In other words, Trump wasn't just popping off, sharing random thoughts that occurred to him at the time. He and his team wanted his audience to believe the former president questions the legitimacy of their successors.

At the same event, Trump soon after declared, "I'm not the one trying to undermine democracy. I am the one who's trying to save it."

The sentiment wasn't altogether surprising, but it was a peek into a twisted perspective. The failed former president tried to cling to power after losing; he helped inspired an insurrectionist attack on his own country's Capitol; and he continues to question the legitimacy of the United States' rightful leaders. Trump would nevertheless have his followers believe his attacks on our democracy are really little more than a defense of democracy -- an idea predicated entirely on the idea that his crackpot conspiracy theories are true and he won the election he lost.

Earlier in the day, the National Republican Senatorial Committee released a new video in which Trump boasted that his party is "going to take back the Senate, take back the House, we're going to take back the White House -- and sooner than you think." He added, "It's going to be really something special."

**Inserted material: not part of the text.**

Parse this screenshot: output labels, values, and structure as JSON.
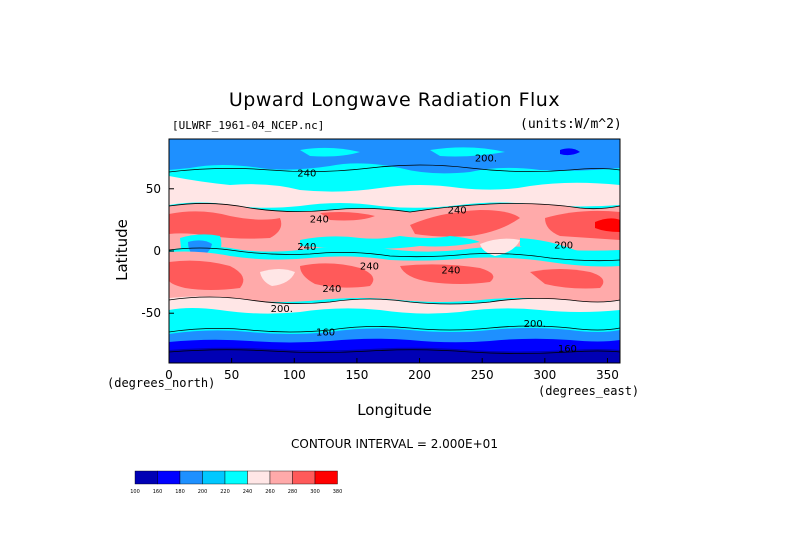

A generous interpretation of the comments would be that Trump expects Republicans to control the White House "sooner" than, say, 2029. But the former president's prediction came against a backdrop in which he's reportedly told associates he expects to be "reinstated" to power later this year, reality be damned.

I realize there's a school of thought that says it's better to ignore pitiful tirades from a guy who couldn't quite cut it as a blogger for a full month. But whether he deserves the influence or not, Donald Trump remains the head of one of the nation's major political parties, and he's made attacks against our democracy one of his principal post-presidency hobbies.